Nel 79 d.C. nella provincia di Napoli (chiamata Campania in epoca romana) si verificò un evento terribile: l'eruzione di uno dei vulcani più famigerati, il Vesuvio. L'evento infatti decimò l'intera città di Pompei, lasciando tracce e talvolta corpi carbonizzati dalle ceneri, offrendo così ancora oggi una suggestiva panoramica di questa catastrofe. I ricercatori hanno appena scoperto informazioni interessanti su questa città grazie al DNA raccolto dai resti di questi abitanti.

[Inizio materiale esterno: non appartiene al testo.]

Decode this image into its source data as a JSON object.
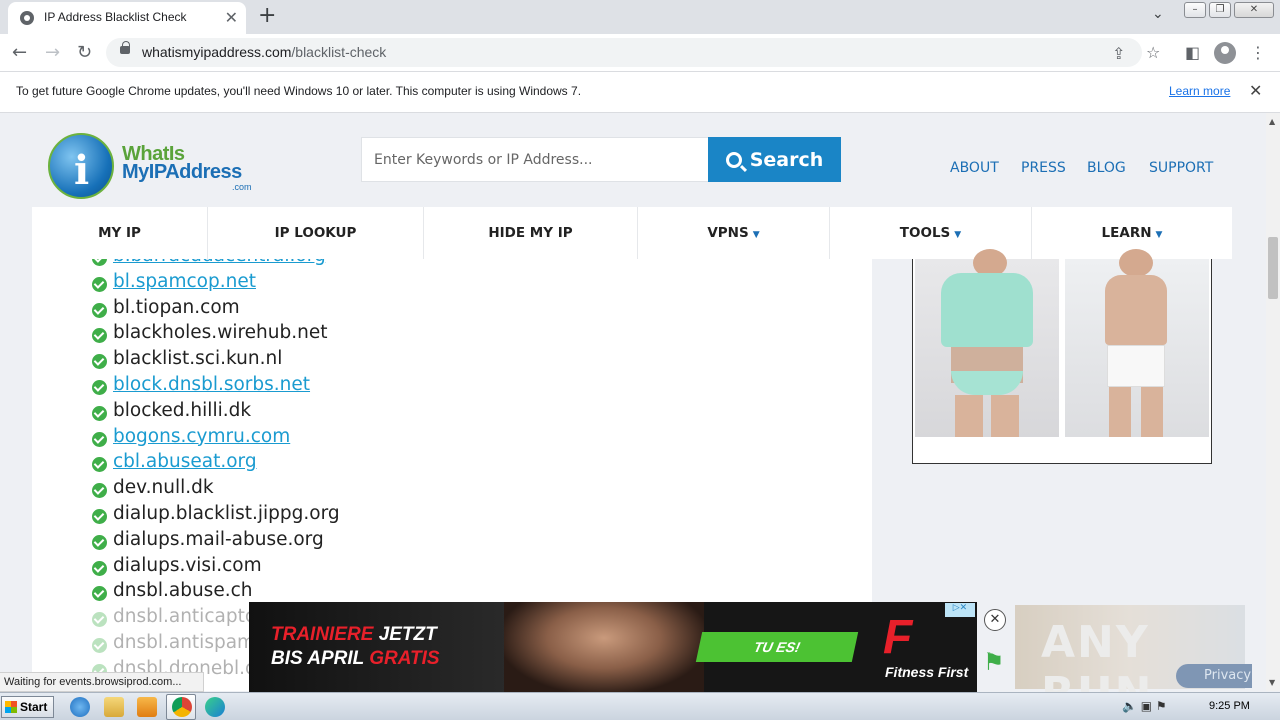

La popolazione di Pompei non era quella che pensavamo
Attraverso il loro lavoro, pubblicato sulla rivista Biologia attualeun team di ricercatori ha rivelato una demografia completamente diversa della città portuale romana di Pompei.
Alissa Mittnik, archaeogenetista del Max Planck Institute for Evolutionary Anthropology e dell'Università di Harvard, spiega a Gizmodo di aver scoperto “una grande diversità genetica con influenze significative dal Mediterraneo orientale”.
Aggiunge che quest'ultimo “non fu un fenomeno solo nella metropoli di Roma in epoca imperiale, ma si estese alla ben più piccola città di Pompei, sottolineando il carattere cosmopolita e multietnico della società romana” .
Ossa che parlano molto
Per recuperare il DNA di questi abitanti di Pompei, i ricercatori hanno utilizzato 14 degli 86 calchi in gesso attualmente in restauro, e più precisamente le loro ossa.
“Il team ha scoperto che alcuni residenti erano di sesso diverso da quanto si pensasse in precedenza e avevano relazioni genetiche diverse tra loro”, riferisce Gizmodo.
Ciò ha permesso anche di scoprire scene in un altro modo, in particolare i resti di un adulto che indossava un braccialetto d'oro e un bambino seduto sulle sue ginocchia. “A lungo interpretati come una madre e suo figlio, i resti appartengono in realtà a un uomo non imparentato e a un bambino”, si legge.
Apprendiamo anche che quelle che si credeva fossero due sorelle morte insieme, alla fine includevano un uomo e non erano strettamente imparentate.
David Caramelli, ricercatore dell'Università di Firenze e coautore dello studio, sottolinea che “questo studio illustra l'inaffidabilità dei resoconti basati su prove limitate, che spesso riflettono la visione del mondo dei ricercatori dell'epoca”.
Una popolazione diversificata
Dal punto di vista demografico, il team di ricercatori ha scoperto una diversità significativa.
“Cinque individui di Pompei non erano geneticamente associati agli italiani moderni e agli etruschi del periodo imperiale, ma piuttosto a gruppi del Mediterraneo orientale, del Levante e del Nord Africa, in particolare alle popolazioni ebraiche del Nord Africa”, apprendiamo.
Tutto ciò non sorprende se sappiamo che Pompei era un'importante città portuale dell'Impero Romano durante il I secolo.
“Secondo me, questi risultati evidenziano il potenziale dell’analisi del DNA antico. Integrato con i dati bioarcheologici, può consentire una comprensione più sfumata delle vittime di Pompei”, commenta un genetista dell’Università di Roma Tor Vergata.
Aggiunge inoltre che i nuovi dati sulla composizione genetica della popolazione pompeiana “si allineano con precedenti studi genomici, suggerendo un’ascendenza fortemente influenzata dalle recenti migrazioni dal Mediterraneo orientale”.
Distinguere i fatti dalla finzione
In conclusione, ciò dovrebbe consentire ai ricercatori di districare il vero dal falso riguardo a questo evento passato e alla popolazione vittima del Vesuvio.
Inoltre, si specifica “che lo sfruttamento dei calchi come vettori di storie ha portato i restauratori a manipolare le loro pose e il loro relativo posizionamento nel passato”.
Un’influenza che il DNA non ha e che fornirà una narrazione più giusta.